The purpose of these questions is not to encourage the individual to flesh out their plans. In fact, research suggests that asking people if they’re having suicidal thoughts does not make them more likely to commit suicide. Instead, it’s to provide the appropriate level and type of support to that individual. 

It’s fairly common to have thoughts of suicide, which do not necessarily lead to suicide atttempts. For individuals lower on the risk ladder (answering yes to questions one or two), appropriate support looks like guiding someone through a breathing exercise or sharing a resource for a support organization in their community. This is often adequate to deescalate the crisis scenario and keep the individual safe. 

Those who are considered higher risk are those who answer yes to the third and especially fourth questions. In my more than one hundred conversations, only two or three people answered yes to the fourth question. It’s the group at imminent risk of hurting themselves that AI fails most. 

At a crisis hotline, there are interventions and escalation points that ensure high-risk individuals remain safe. Intervention often looks like a volunteer handing off a conversation to a trained mental health provider who serves as a supervisor on the platform. In extreme cases, supervisors call first responders to the person’s location. There are similar obligations for trained therapists—under mandatory reporting requirements, therapists must break client confidentiality to report risks of imminent harm to oneself or others. 

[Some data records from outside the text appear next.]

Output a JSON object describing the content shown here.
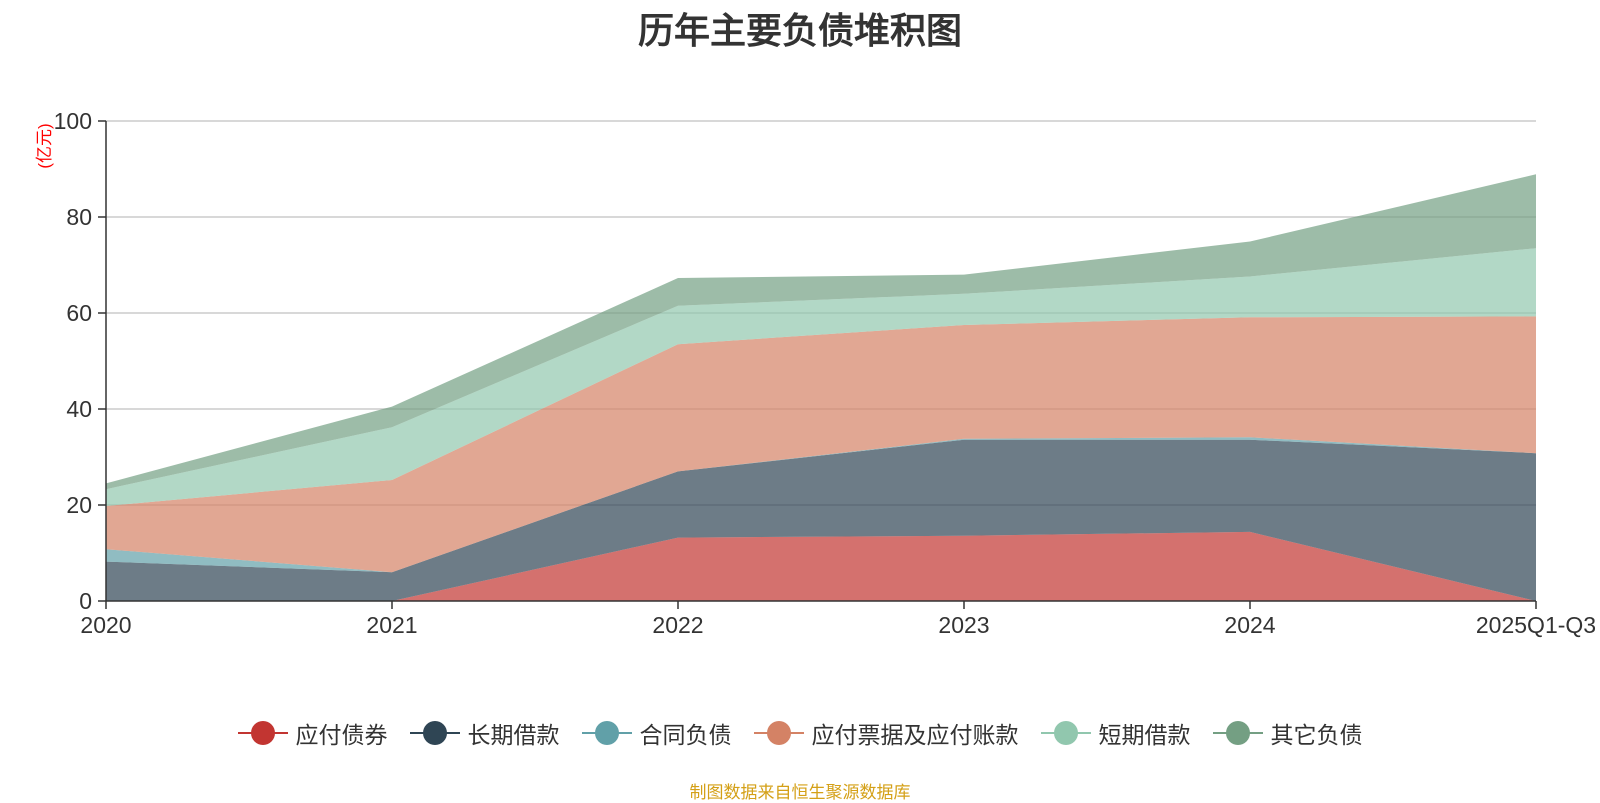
{
  "chart_data": {
    "type": "area",
    "stacked": true,
    "title": "历年主要负债堆积图",
    "ylabel": "(亿元)",
    "xlabel": "",
    "ylim": [
      0,
      100
    ],
    "yticks": [
      0,
      20,
      40,
      60,
      80,
      100
    ],
    "grid": true,
    "legend_position": "bottom",
    "categories": [
      "2020",
      "2021",
      "2022",
      "2023",
      "2024",
      "2025Q1-Q3"
    ],
    "series": [
      {
        "name": "应付债券",
        "color": "#c23531",
        "values": [
          0,
          0,
          13.2,
          13.6,
          14.4,
          0
        ]
      },
      {
        "name": "长期借款",
        "color": "#2f4554",
        "values": [
          8.2,
          6.0,
          13.8,
          20.0,
          19.2,
          30.8
        ]
      },
      {
        "name": "合同负债",
        "color": "#61a0a8",
        "values": [
          2.6,
          0,
          0,
          0.2,
          0.5,
          0
        ]
      },
      {
        "name": "应付票据及应付账款",
        "color": "#d48265",
        "values": [
          9.0,
          19.2,
          26.5,
          23.7,
          25.0,
          28.5
        ]
      },
      {
        "name": "短期借款",
        "color": "#91c7ae",
        "values": [
          3.5,
          11.0,
          8.0,
          6.5,
          8.5,
          14.2
        ]
      },
      {
        "name": "其它负债",
        "color": "#749f83",
        "values": [
          1.2,
          4.3,
          5.8,
          4.0,
          7.3,
          15.4
        ]
      }
    ]
  },
  "source_note": "制图数据来自恒生聚源数据库"
}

While escalation is needed for only a small minority of individuals, it’s critical. AI chatbots provide the illusion of safety and empathy without the structural components that actually keep people safe. There is no supervisor to tap in or first responder to call when someone is about to hurt themself. The consequences can literally be life or death. 

In a Part 2 coming soon, I'll explore the other facet of this conversation—using AI for therapy—and how chatbots also fall short there.

If you or someone you know is in crisis, help is available. In the U.S., dial 988 to connect with the Suicide & Crisis Lifeline for immediate support.